There’s more to the current healthcare system’s problems than just the fact that wait times are getting too long and the expense of maintaining the system is growing almost as fast – as if those problems weren’t enough! No, the real problem behind the service is that it’s starting to lose quality in favour of the private clinics! Many kiwis don’t realize it, but as a registered nurse working in the public health system, your wages come in one of 5 fixes steps – and that’s all you can ever get. No matter how skilled you are, or how much experience you rack up, you’ll never be able to pass that top tier of salary. How can that possibly compete with a private clinic willing to dangle the prospect of a 50% salary increase, especially when it’s the exact same registered nurse’s job description! Sometimes, nursing staff can make almost double their public sector wages by moving to a private clinic.

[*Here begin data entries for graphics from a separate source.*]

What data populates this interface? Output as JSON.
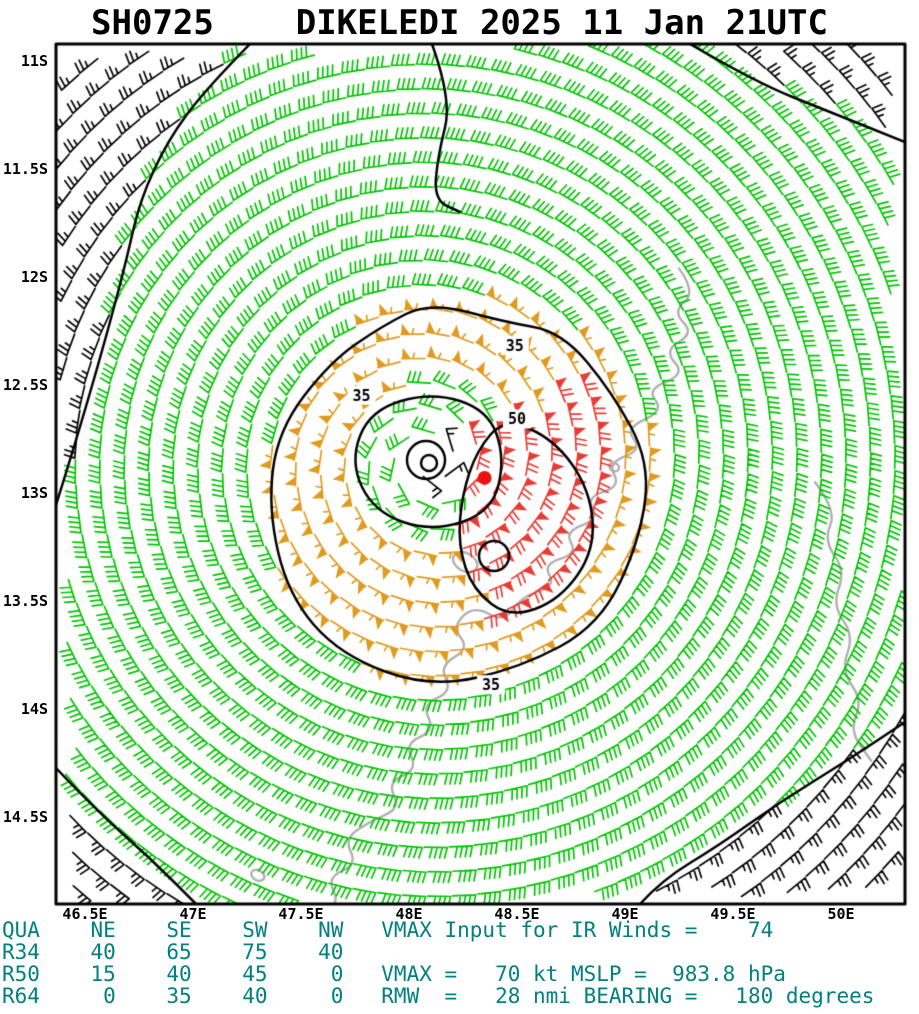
{
  "chart_data": {
    "type": "wind-barb-map",
    "title": "SH0725    DIKELEDI 2025 11 Jan 21UTC",
    "storm": {
      "id": "SH0725",
      "name": "DIKELEDI",
      "valid_time": "2025 11 Jan 21UTC"
    },
    "axes": {
      "lat_ticks": [
        {
          "label": "11S",
          "lat": -11
        },
        {
          "label": "11.5S",
          "lat": -11.5
        },
        {
          "label": "12S",
          "lat": -12
        },
        {
          "label": "12.5S",
          "lat": -12.5
        },
        {
          "label": "13S",
          "lat": -13
        },
        {
          "label": "13.5S",
          "lat": -13.5
        },
        {
          "label": "14S",
          "lat": -14
        },
        {
          "label": "14.5S",
          "lat": -14.5
        }
      ],
      "lon_ticks": [
        {
          "label": "46.5E",
          "lon": 46.5
        },
        {
          "label": "47E",
          "lon": 47
        },
        {
          "label": "47.5E",
          "lon": 47.5
        },
        {
          "label": "48E",
          "lon": 48
        },
        {
          "label": "48.5E",
          "lon": 48.5
        },
        {
          "label": "49E",
          "lon": 49
        },
        {
          "label": "49.5E",
          "lon": 49.5
        },
        {
          "label": "50E",
          "lon": 50
        }
      ],
      "lon_range": [
        46.37,
        50.3
      ],
      "lat_range": [
        -14.9,
        -10.92
      ],
      "grid": false
    },
    "center_marker": {
      "lon": 48.35,
      "lat": -12.93,
      "color": "#ee1111"
    },
    "isotach_contours_kt": [
      35,
      50
    ],
    "contour_labels": [
      {
        "text": "35",
        "lon": 48.49,
        "lat": -12.32
      },
      {
        "text": "35",
        "lon": 47.78,
        "lat": -12.55
      },
      {
        "text": "35",
        "lon": 48.38,
        "lat": -13.89
      },
      {
        "text": "50",
        "lon": 48.5,
        "lat": -12.66
      }
    ],
    "wind_speed_bands_kt": {
      "far_field_black": 25,
      "outer_green": 40,
      "annulus_orange": 55,
      "max_red": 70,
      "inner_green": 30,
      "core_black": 15
    },
    "colors": {
      "green": "#00c400",
      "orange": "#e09a1e",
      "red": "#e73c34",
      "black": "#000000",
      "coast_gray": "#b0b0b0",
      "stats_teal": "#008080",
      "contour_black": "#000000"
    },
    "stats": {
      "quadrant_header": {
        "label": "QUA",
        "cols": [
          "NE",
          "SE",
          "SW",
          "NW"
        ]
      },
      "radii_rows": [
        {
          "label": "R34",
          "values": [
            "40",
            "65",
            "75",
            "40"
          ]
        },
        {
          "label": "R50",
          "values": [
            "15",
            "40",
            "45",
            "0"
          ]
        },
        {
          "label": "R64",
          "values": [
            "0",
            "35",
            "40",
            "0"
          ]
        }
      ],
      "ir_vmax_label": "VMAX Input for IR Winds =",
      "ir_vmax": "74",
      "vmax_label": "VMAX =",
      "vmax": "70 kt",
      "mslp_label": "MSLP =",
      "mslp": "983.8 hPa",
      "rmw_label": "RMW  =",
      "rmw": "28 nmi",
      "bearing_label": "BEARING =",
      "bearing": "180 degrees"
    }
  }
}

Of course, there are dedicated nurses and doctors still fighting the good fight for public healthcare because they believe it’s the right thing to do, and I don’t want to insult them. They are good people, but they can do good work and get paid better by working privately! It takes a supreme effort of will to deny that level of temptation, even among those medically and morally gifted.
We should follow something closer to the American model – but a hybrid version. We don’t want to deny care to those who are in need, but at the same time, universal health insurance could allow us to combine both worlds. It may be unpopular at first, but gradually private clinics will grow to understand that a larger market becomes healthier, and thus wealthier, allowing them to afford higher and higher qualities of service. It won’t happen overnight, and I’m not so deluded as to believe it will. But no matter what, it’s worth it – and think about how happier all the nurses will be!
An American anesthetist salary can’t possibly be compared to the 60-odd thousand NZD that our public sector nurses make – and once you start crunching the numbers, you’ll see that I’m right. As we mentioned earlier, though, healthcare is a hotbutton issue for kiwis, but many of them don’t have the facts.